Initially underneath clouds that gave way to sunny skies, the Vicksburg native spoke to graduating students, their families and other guests in the Grove. This year’s graduating class included nearly 2,500 spring candidates for undergraduate and graduate degrees, plus more than 900 August graduates.

“Will you be an eagle or will you just be a bird hiding from the storm and waiting for it to be over?” Evers-Williams asked. “I truly hope you’ll use your strength as eagles to pass on the good works, good deeds this society needs.”

Among the attendees, Taurus Nash of Shelby came to watch his son, Jontarius Haywood, graduate with a bachelor’s degree in print journalism.

“This is a great achievement for him, particularly as a young black male graduating from a historically white university,” Nash said. “It’s very exciting and we feel very welcome being here.”

Linda Barrack, of Hattiesburg, said she was excited to be in the Grove to watch her granddaughter, Mary Beth Barrack, graduate with a bachelor’s degree in public policy leadership.

“I feel a lot of pride as she’s the third generation of our family to graduate from Ole Miss,” said Barrack, who was in Oxford with four other members of the family. “I’m sure her grandfather would be equally as proud of her if he were alive.”

Following the general ceremony, the College of Liberal Arts and the Oxford campus’ eight schools held separate ceremonies to present baccalaureate, master’s, doctor of pharmacy and law diplomas. Former Gov. Haley Barbour was the speaker for the School of Law and Sharyn Alfonsi was the speaker for the Meek School of Journalism and New Media.

Recipients of doctor of philosophy degrees were honored at a hooding ceremony Friday evening in the Gertrude C. Ford Center for the Performing Arts. Three awards were presented by the Graduate School. The Group Award for Excellence in Promoting Inclusiveness in Graduate Education went to the Ph.D. Program in the Patterson School of Accountancy. Associate Provost Maurice Eftink received the Individual Award for Excellence in Promoting Inclusiveness in Graduate Education.
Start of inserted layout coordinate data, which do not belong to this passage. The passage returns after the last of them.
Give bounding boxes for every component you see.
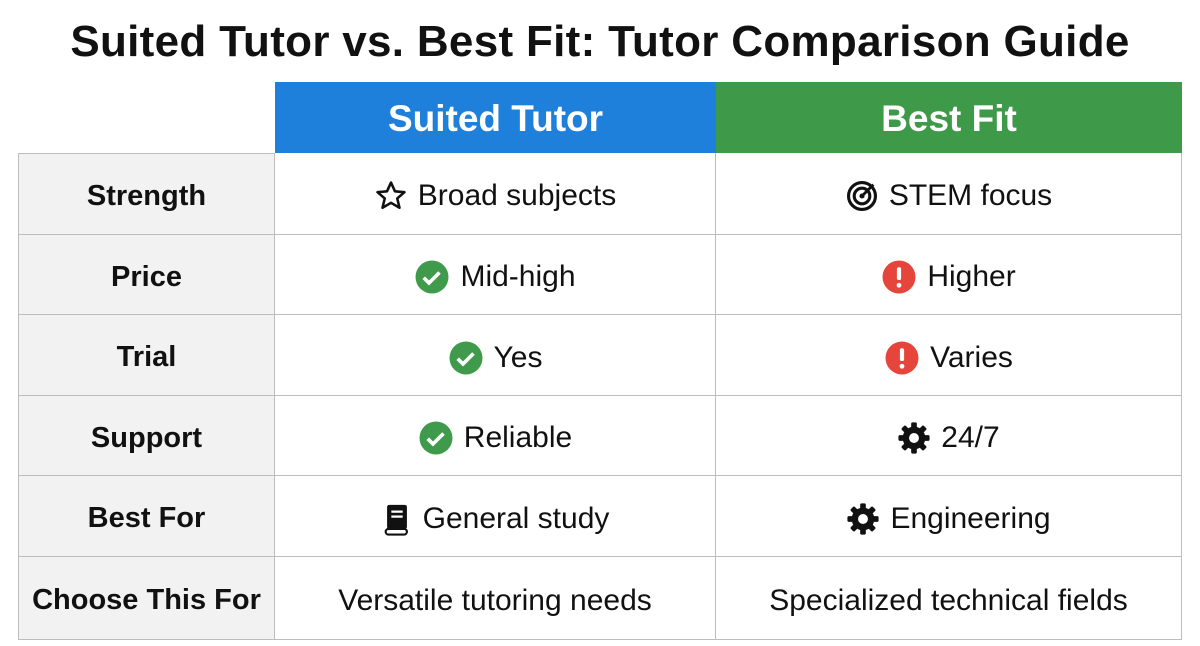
header: Best Fit: Best Fit (881, 98, 1017, 138)
header: Suited Tutor (275, 82, 716, 153)
table: Mid-high (460, 260, 576, 293)
table: STEM focus (889, 179, 1052, 212)
row: Strength (18, 153, 1182, 235)
table: Varies (930, 340, 1013, 374)
table: Versatile tutoring needs (338, 584, 652, 616)
row: Support (18, 396, 1182, 476)
table: Strength (87, 180, 206, 212)
row: Choose This For (18, 557, 1182, 640)
row: Trial (18, 315, 1182, 396)
table: Support (91, 422, 202, 454)
table: Engineering (890, 502, 1051, 534)
row: Best For (18, 476, 1182, 557)
table: Higher (927, 260, 1016, 293)
title: Suited Tutor vs. Best Fit: Tutor Comparison Guide (70, 17, 1130, 66)
header: Suited Tutor: Suited Tutor (388, 98, 603, 138)
table: General study (423, 502, 609, 534)
table: Broad subjects (418, 179, 616, 212)
table: Best For (88, 502, 205, 534)
row: Price (18, 235, 1182, 315)
table: Reliable (464, 421, 572, 454)
table: Specialized technical fields (769, 584, 1128, 616)
table: Price (111, 260, 182, 292)
header: Best Fit (716, 82, 1182, 153)
table: 24/7 (941, 421, 1000, 454)
table: Choose This For (32, 584, 261, 616)
table: Yes (494, 340, 542, 374)
table: Trial (117, 341, 176, 373)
Alan Gross, professor of psychology, was presented the Award for Excellence in Graduate Teaching & Mentoring.

During Saturday’s ceremony, William W. Berry III, assistant professor of law, was honored as the recipient of the 2013 Elise M. Hood Outstanding Teacher of the Year Award, presented annually to the campuswide outstanding teacher.
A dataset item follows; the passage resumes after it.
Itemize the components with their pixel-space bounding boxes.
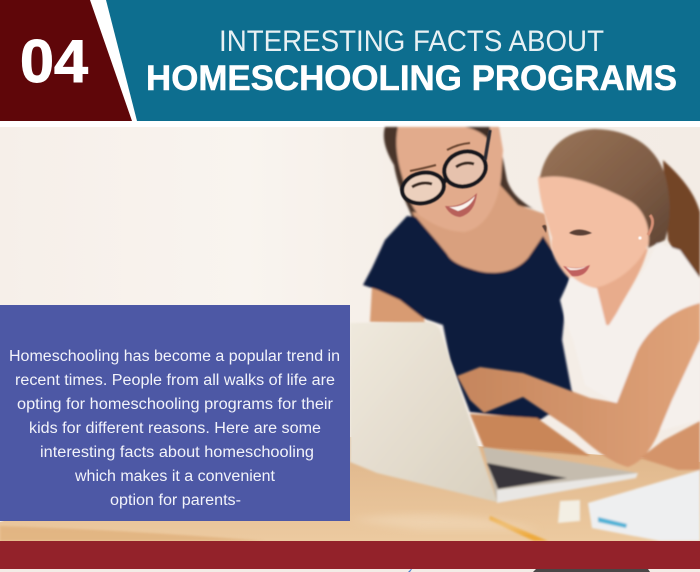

Mahmoud A. Elsohly, research professor and professor of pharmaceutics in UM’s National Center for Natural Products Research, was named the recipient of the university’s sixth Distinguished Research and Creative Achievement Award.
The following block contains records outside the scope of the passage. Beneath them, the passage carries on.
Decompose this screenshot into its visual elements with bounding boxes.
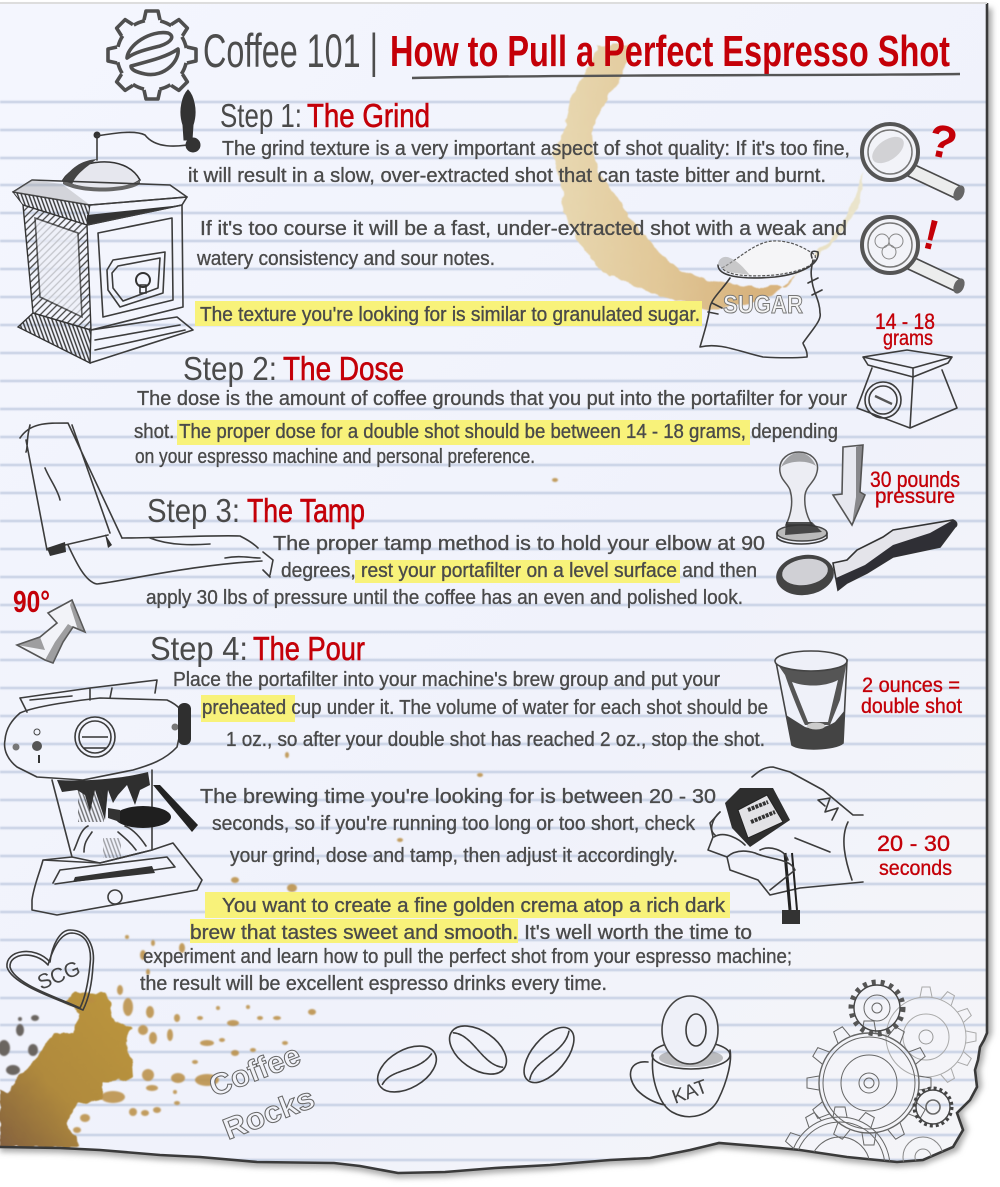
step 4 heading: The Pour — [253, 630, 365, 667]
text art: coffee rocks: Rocks — [219, 1082, 319, 1147]
illustration: sugar sack — [700, 241, 822, 358]
step 1 text: it will result in a slow, over-extracted shot that can taste bitter and burnt. — [188, 165, 826, 187]
illustration: espresso machine — [5, 680, 202, 915]
step 4 text: brew that tastes sweet and smooth. It's well worth the time to — [190, 922, 752, 944]
step 3 text: apply 30 lbs of pressure until the coffee has an even and polished look. — [146, 587, 743, 609]
step 4 text: 1 oz., so after your double shot has reached 2 oz., stop the shot. — [226, 729, 765, 751]
question mark: ? — [924, 113, 962, 170]
step 4 text: experiment and learn how to pull the perfect shot from your espresso machine; — [143, 946, 792, 968]
step 2 highlight — [177, 420, 750, 445]
step 1 heading: Step 1: — [220, 97, 302, 134]
step 4 highlights — [190, 695, 730, 943]
label: 14-18 grams: 14 - 18 — [875, 309, 935, 334]
illustration: gears — [785, 980, 976, 1162]
step 4 text: Place the portafilter into your machine's brew group and put your — [173, 669, 720, 691]
step 1 text: If it's too course it will be a fast, under-extracted shot with a weak and — [200, 218, 847, 240]
icon: hand holding stopwatch — [708, 767, 863, 924]
step 4 text: your grind, dose and tamp, then adjust it accordingly. — [230, 845, 678, 867]
icon: kitchen scale — [857, 350, 957, 428]
exclamation mark: ! — [919, 210, 944, 259]
step 4 section — [140, 630, 792, 995]
step 2 section — [134, 350, 847, 468]
step 2 text: The dose is the amount of coffee grounds that you put into the portafilter for your — [137, 388, 847, 410]
icon: coffee beans — [370, 1016, 583, 1101]
icon: portafilter — [773, 520, 957, 599]
step 1 text — [188, 138, 850, 270]
step 3 heading: Step 3: — [147, 492, 240, 529]
label: 30 pounds pressure: 30 pounds — [870, 467, 960, 492]
step 2 heading: The Dose — [283, 350, 404, 387]
icon: cup with cookie — [630, 996, 730, 1117]
illustration: sugar sack: SUGAR — [723, 291, 803, 319]
label: 20-30 seconds: seconds — [879, 857, 952, 880]
step 2 text: shot. The proper dose for a double shot should be between 14 - 18 grams, depending — [134, 421, 838, 443]
icon: cup with cookie: KAT — [669, 1076, 711, 1109]
label: 14-18 grams — [875, 309, 935, 350]
label: 14-18 grams: grams — [883, 327, 933, 350]
step 4 text: the result will be excellent espresso drinks every time. — [140, 973, 607, 995]
label: 2 ounces double shot: double shot — [861, 695, 962, 718]
step 3 text — [146, 533, 765, 609]
title: Coffee 101 | — [203, 24, 378, 77]
illustration: bent arm — [20, 423, 273, 584]
step 1 heading: The Grind — [307, 97, 430, 134]
step 3 text: degrees, rest your portafilter on a level surface and then — [281, 560, 757, 582]
step 1 text: watery consistency and sour notes. — [196, 248, 495, 270]
label: 30 pounds pressure: pressure — [875, 485, 955, 508]
coffee ring stain — [553, 45, 864, 310]
icon: shot glass — [775, 651, 847, 749]
label: 90 degrees: 90° — [13, 584, 50, 619]
label: 2 ounces double shot — [861, 674, 962, 718]
label: 20-30 seconds — [877, 831, 952, 880]
step 3 section — [146, 492, 765, 609]
step 4 text: preheated cup under it. The volume of water for each shot should be — [202, 697, 768, 719]
step 4 heading — [150, 630, 365, 667]
step 1 text: The grind texture is a very important aspect of shot quality: If it's too fine, — [222, 138, 850, 160]
step 3 text: The proper tamp method is to hold your elbow at 90 — [273, 533, 765, 555]
icon: magnifier coarse grounds — [862, 217, 967, 295]
step 2 heading: Step 2: — [183, 350, 277, 387]
icon: heart with initials — [7, 930, 93, 1010]
step 4 text: The brewing time you're looking for is between 20 - 30 — [200, 786, 716, 808]
icon: 90 degree arrow — [17, 600, 85, 663]
step 3 highlight — [355, 560, 680, 583]
step 1 section — [188, 97, 850, 326]
label: 20-30 seconds: 20 - 30 — [877, 831, 950, 856]
text art: coffee rocks: Coffee — [205, 1039, 305, 1104]
step 3 heading — [147, 492, 365, 529]
step 4 text — [140, 669, 792, 995]
icon: gear with coffee bean — [108, 11, 196, 99]
step 4 text: You want to create a fine golden crema atop a rich dark — [222, 895, 726, 917]
icon: down arrow — [833, 445, 865, 525]
label: 2 ounces double shot: 2 ounces = — [862, 674, 960, 697]
step 1 heading — [220, 97, 430, 134]
label: 30 pounds pressure — [870, 467, 960, 508]
step 3 heading: The Tamp — [247, 492, 365, 529]
step 2 text — [134, 388, 847, 468]
illustration: coffee grinder — [13, 90, 200, 363]
icon: heart with initials: SCG — [34, 957, 84, 995]
icon: tamper — [777, 452, 827, 544]
text art: coffee rocks — [205, 1039, 319, 1147]
icon: magnifier fine grounds — [862, 124, 967, 202]
step 4 text: seconds, so if you're running too long or too short, check — [212, 813, 696, 835]
step 2 heading — [183, 350, 404, 387]
coffee splatter stain — [0, 478, 558, 1147]
step 4 heading: Step 4: — [150, 630, 248, 667]
step 1 highlighted tip: The texture you're looking for is similar to granulated sugar. — [200, 304, 700, 326]
title — [203, 24, 960, 78]
step 2 text: on your espresso machine and personal preference. — [135, 446, 535, 468]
The university also recognized the winners of this year’s Frist Student Service Awards: Marvin C. Wilson, associate dean for academic and student affairs at the School of Pharmacy, and Amy Saxon, operations supervisor for summer school and online programs at the Division of Outreach and Continuing Education.

Evers-Williams has been a frequent visitor to campus in recent years. In March 2012, she delivered the keynote address for the university’s “50 Years of Integration” observance, and she participated in a panel discussion of her late husband’s life and work April 5 at the Overby Center for Southern Journalism and Politics.